The OpenAPI plugin is included with Better Auth:

// src/auth/auth.config.ts
import { betterAuth } from 'better-auth';
import { openAPI } from 'better-auth/plugins';
import { prismaAdapter } from 'better-auth/adapters/prisma';

export const auth = betterAuth({
  database: prismaAdapter(prisma, { provider: 'postgresql' }),
  emailAndPassword: { enabled: true },
  plugins: [
    openAPI(), // Add the OpenAPI plugin
  ],
});

2. Access the Reference

Once configured, Better Auth exposes:

Endpoint	Description
/api/auth/reference	Interactive API reference (Scalar)
/api/auth/open-api/generate-schema	Raw OpenAPI JSON schema

Navigate to http://localhost:3000/api/auth/reference to see the interactive documentation.

Endpoints Documentation

The OpenAPI plugin automatically documents:

• Core Authentication: Sign up, sign in, sign out, session management
• Email/Password: Password reset, email verification
• Social OAuth: Provider-specific endpoints
• Plugin Endpoints: 2FA, magic links, passkeys, organizations, etc.

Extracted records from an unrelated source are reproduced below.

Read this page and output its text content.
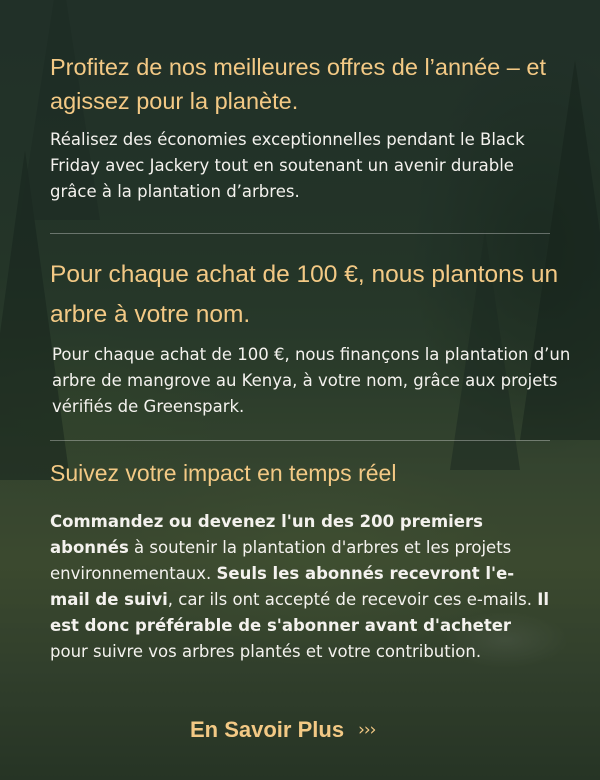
Profitez de nos meilleures offres de l’année – et agissez pour la planète.

Réalisez des économies exceptionnelles pendant le Black Friday avec Jackery tout en soutenant un avenir durable grâce à la plantation d’arbres.

Pour chaque achat de 100 €, nous plantons un arbre à votre nom.

Pour chaque achat de 100 €, nous finançons la plantation d’un arbre de mangrove au Kenya, à votre nom, grâce aux projets vérifiés de Greenspark.

Suivez votre impact en temps réel

Commandez ou devenez l'un des 200 premiers abonnés à soutenir la plantation d'arbres et les projets environnementaux. Seuls les abonnés recevront l'e-mail de suivi, car ils ont accepté de recevoir ces e-mails. Il est donc préférable de s'abonner avant d'acheter pour suivre vos arbres plantés et votre contribution.

En Savoir Plus ›››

Endpoints are grouped by plugin name, with core endpoints under "Default" and model schemas under "Models".

Getting the Schema Programmatically

Generate the OpenAPI schema in code:

import { auth } from './auth.config';

const openAPISchema = await auth.api.generateOpenAPISchema();
console.log(JSON.stringify(openAPISchema, null, 2));

This returns a complete OpenAPI 3.0 specification object.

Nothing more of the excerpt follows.